Astro City: Private Lives

Astro City: Private Lives
Astro City Private Lives review
  • North American Publisher / ISBN: Vertigo - 978-1-4012-5824-5
  • Volume No.: 11
  • Release date: 2015
  • UPC: 9781401258245
  • Contains adult content?: no
  • Does this pass the Bechdel test?: yes
  • Positive minority portrayal?: yes
  • CATEGORIES: Superhero

In the early days of Astro City there was little difference between the longer tales and the single chapter episodes in terms of quality, but as the series continued the shorter material became continually more compelling than the book-length stories. These bottomed out with the lacklustre Victory, which preceded Private Lives, so it’s pleasing to report that was just a blip and this is an instant return to form.

We have five individual tales showcasing differing moods and genres, each of them insightful, engaging and charming. It’s almost as if Kurt Busiek is challenging himself via the employment of a stylistic variety, and nearly everything here succeeds as he works emotions as a master. Astro City is the nearest comics have to 1940s films, when there was no fear of shedding a tear or celebrating achievement without cynicism.

Another admirable quality of Astro City is the magpie effect. Anyone who’s been following comics for long enough can identify many of Busiek’s starting points, but the wonder is the manner in which he reworks them.
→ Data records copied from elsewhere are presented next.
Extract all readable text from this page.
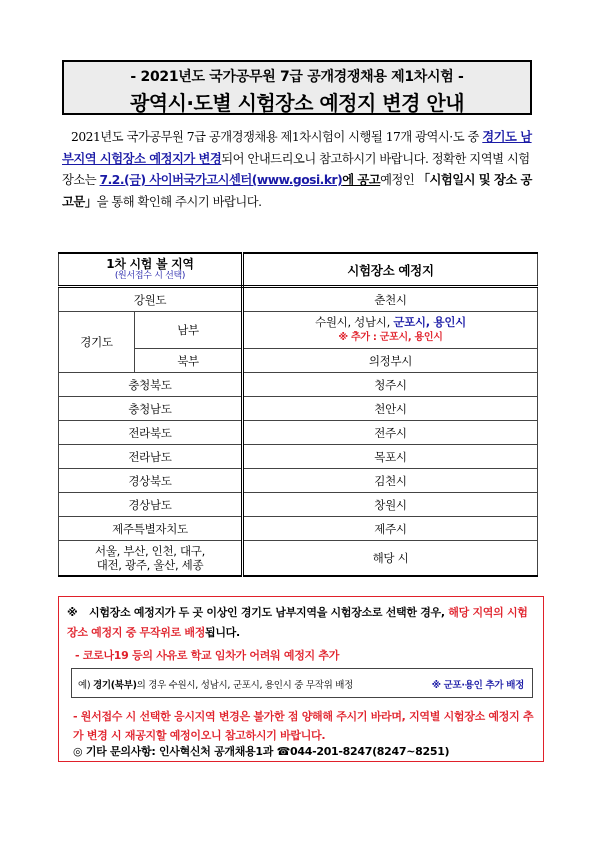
- 2021년도 국가공무원 7급 공개경쟁채용 제1차시험 -
광역시·도별 시험장소 예정지 변경 안내
2021년도 국가공무원 7급 공개경쟁채용 제1차시험이 시행될 17개 광역시·도 중 경기도 남부지역 시험장소 예정지가 변경되어 안내드리오니 참고하시기 바랍니다. 정확한 지역별 시험 장소는 7.2.(금) 사이버국가고시센터(www.gosi.kr)에 공고예정인 「시험일시 및 장소 공고문」을 통해 확인해 주시기 바랍니다.
1차 시험 볼 지역
(원서접수 시 선택)		시험장소 예정지
강원도		춘천시
경기도	남부	수원시, 성남시, 군포시, 용인시
※ 추가 : 군포시, 용인시

	북부	의정부시
충청북도		청주시
충청남도		천안시
전라북도		전주시
전라남도		목포시
경상북도		김천시
경상남도		창원시
제주특별자치도		제주시

서울, 부산, 인천, 대구,
대전, 광주, 울산, 세종		해당 시
※ 시험장소 예정지가 두 곳 이상인 경기도 남부지역을 시험장소로 선택한 경우, 해당 지역의 시험장소 예정지 중 무작위로 배정됩니다.
- 코로나19 등의 사유로 학교 임차가 어려워 예정지 추가
예) 경기(북부)의 경우 수원시, 성남시, 군포시, 용인시 중 무작위 배정	※ 군포·용인 추가 배정
- 원서접수 시 선택한 응시지역 변경은 불가한 점 양해해 주시기 바라며, 지역별 시험장소 예정지 추가 변경 시 재공지할 예정이오니 참고하시기 바랍니다.
◎ 기타 문의사항: 인사혁신처 공개채용1과 ☎044-201-8247(8247~8251)
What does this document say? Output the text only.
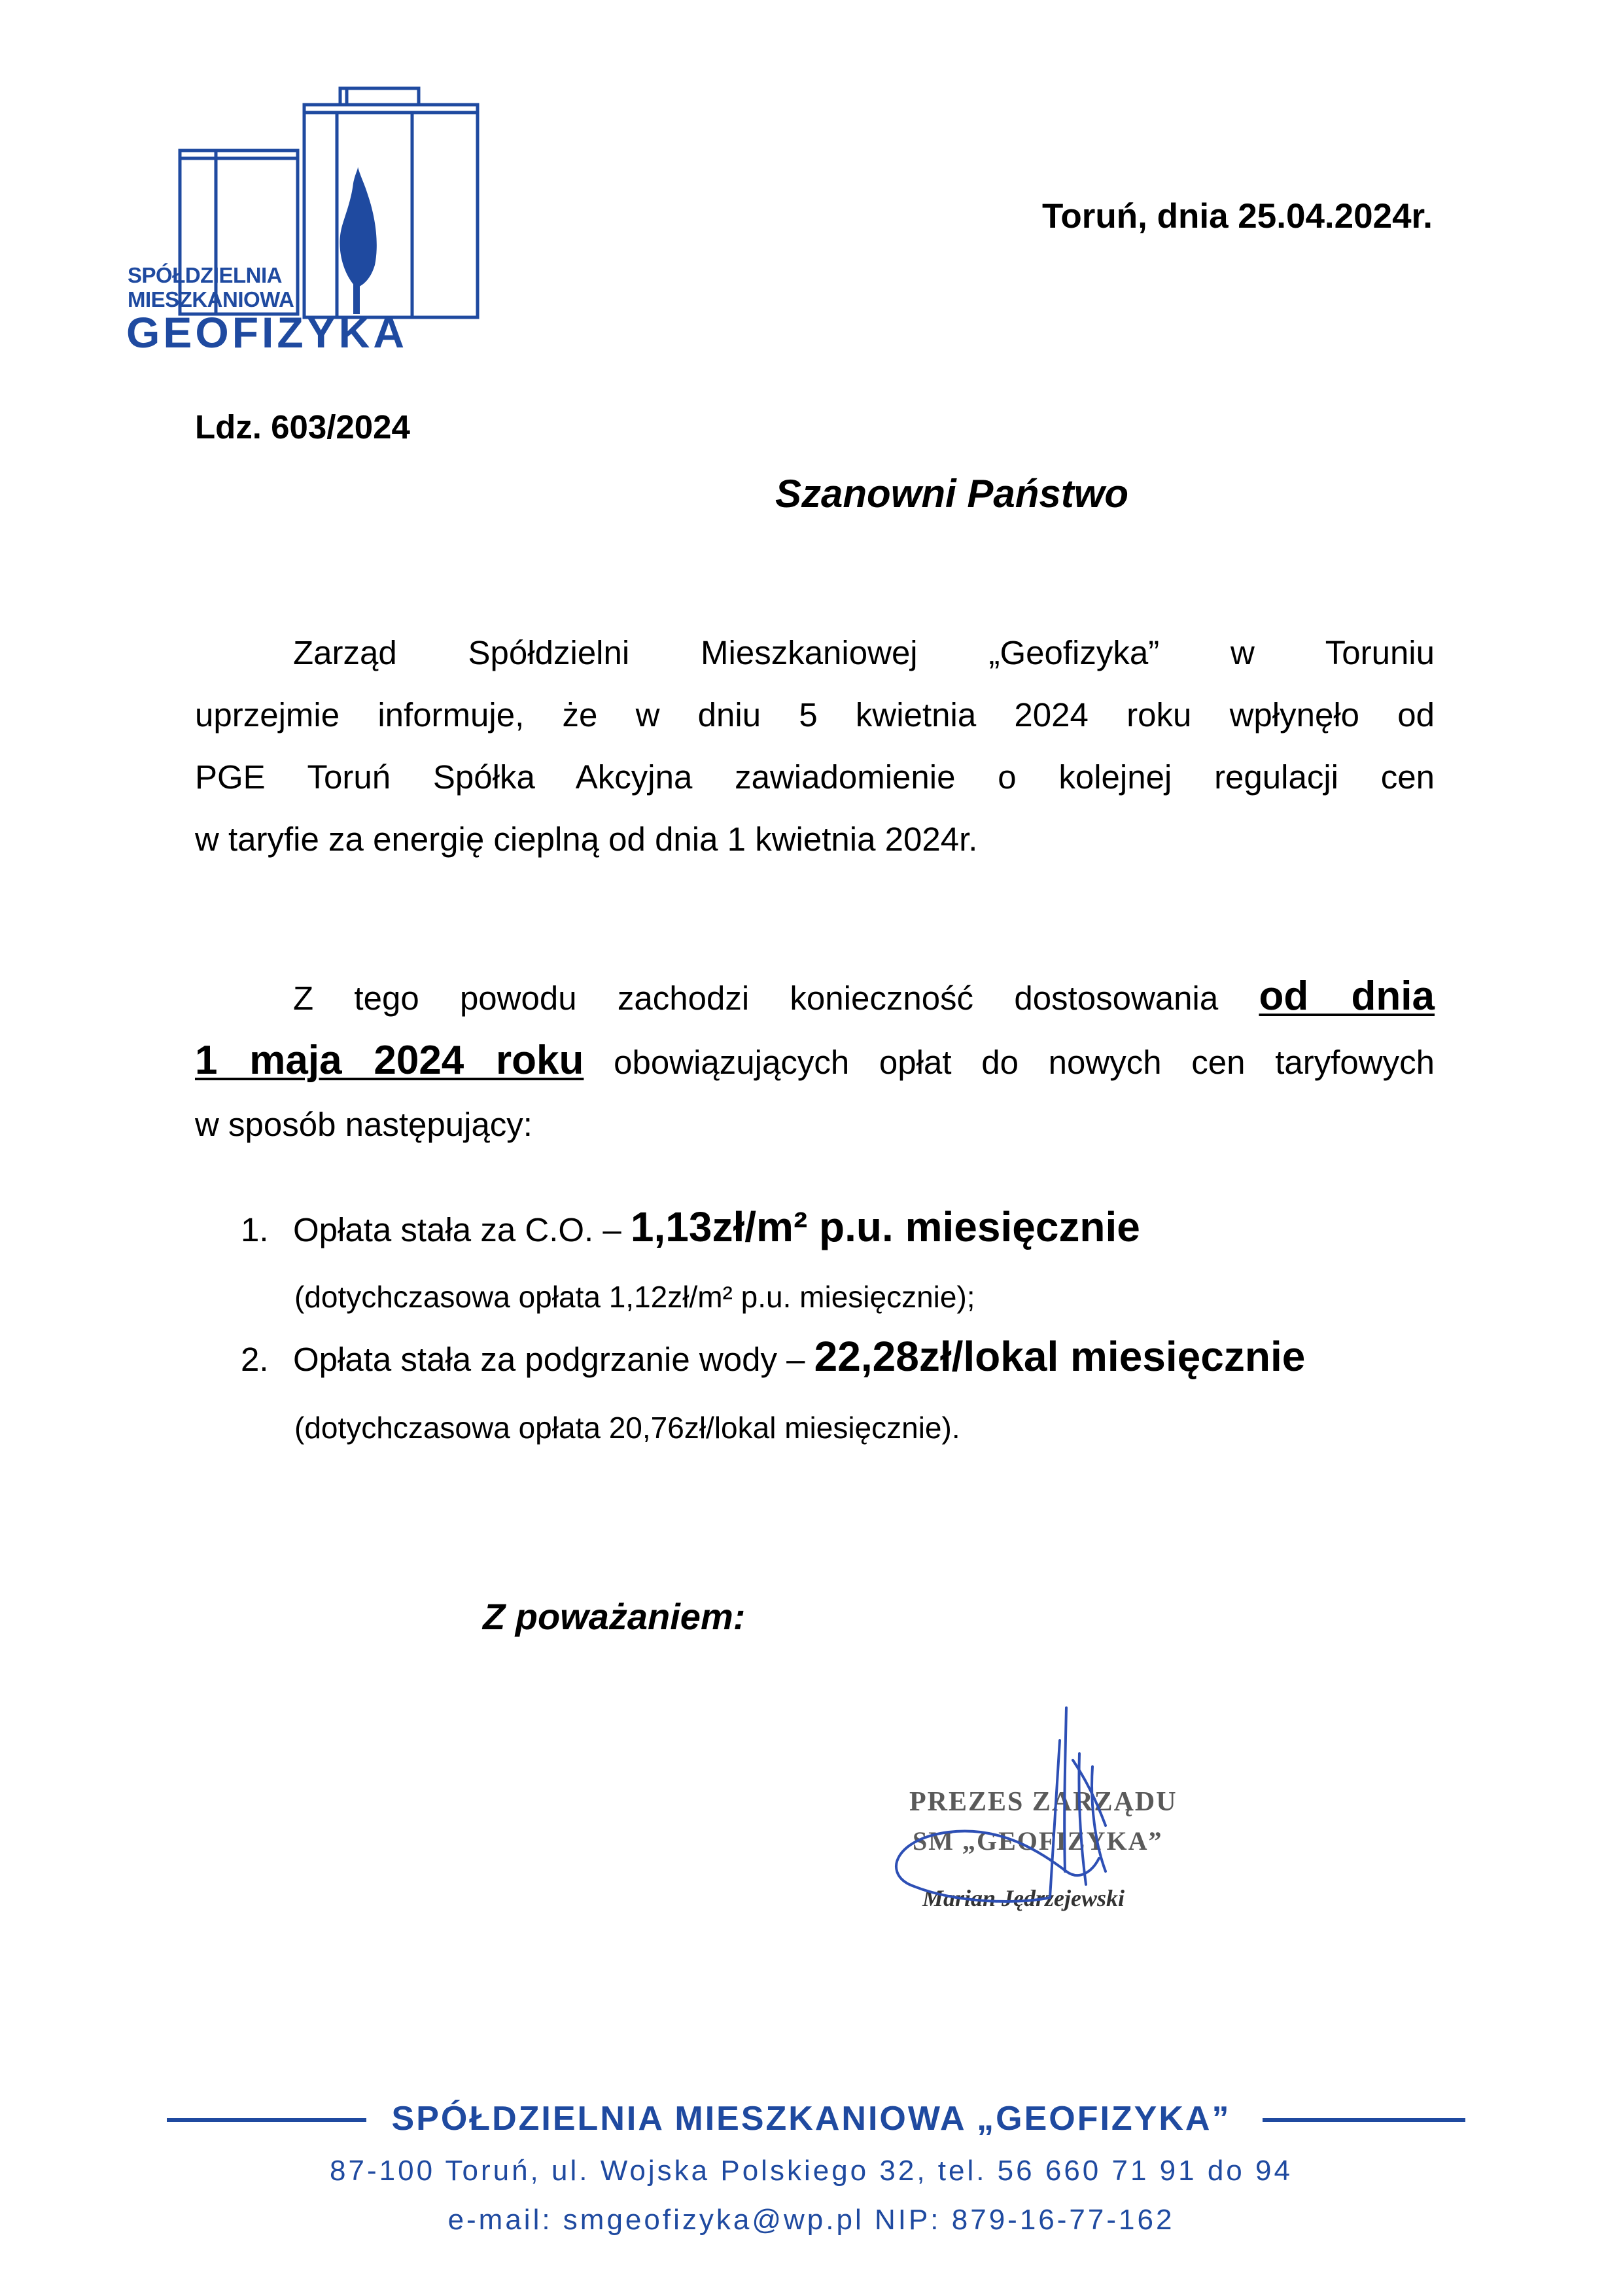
SPÓŁDZIELNIA
MIESZKANIOWA
GEOFIZYKA
Toruń, dnia 25.04.2024r.
Ldz. 603/2024
Szanowni Państwo
Zarząd Spółdzielni Mieszkaniowej „Geofizyka” w Toruniu
uprzejmie informuje, że w dniu 5 kwietnia 2024 roku wpłynęło od
PGE Toruń Spółka Akcyjna zawiadomienie o kolejnej regulacji cen
w taryfie za energię cieplną od dnia 1 kwietnia 2024r.
Z tego powodu zachodzi konieczność dostosowania od dnia
1 maja 2024 roku obowiązujących opłat do nowych cen taryfowych
w sposób następujący:
1. Opłata stała za C.O. – 1,13zł/m² p.u. miesięcznie
(dotychczasowa opłata 1,12zł/m² p.u. miesięcznie);
2. Opłata stała za podgrzanie wody – 22,28zł/lokal miesięcznie
(dotychczasowa opłata 20,76zł/lokal miesięcznie).
Z poważaniem:
PREZES ZARZĄDU
SM „GEOFIZYKA”
Marian Jędrzejewski
SPÓŁDZIELNIA MIESZKANIOWA „GEOFIZYKA”
87-100 Toruń, ul. Wojska Polskiego 32, tel. 56 660 71 91 do 94
e-mail: smgeofizyka@wp.pl NIP: 879-16-77-162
One story takes the idea of Reed Richards and Dr Doom being college room mates and gives it a wonderful twist. The Dr Strange equivalent here is a lively and light-hearted woman who can never quite keep on top of her schedule. What begins as analogous to the frictional relationship of the young Lex Luthor and Superboy veers off into entirely different territory.

There is a landmark here also, the first Astro City story in eleven books not illustrated by Brent Eric Anderson. Graham Nolan is a perfectly acceptable storyteller, and modifies his style slightly to fit the tone of the series, but doesn’t bother with the incidental detail Anderson pours into his pages. That’s not the only reason his is the weakest story, as a style-obsessed robber never quite grabs the attention as he should.

Don’t worry about it, though, as there’s more than enough joyous superhero action present to permit one sub-par offering. As ever, the narrative of ordinary people is key to the series, how they view superheroes and how they interact with them. On that basis, the opening story of the Silver Adept’s personal assistant is a solid statement of the series’ principles.

Private Lives is great. Bring on Lover’s Quarrel.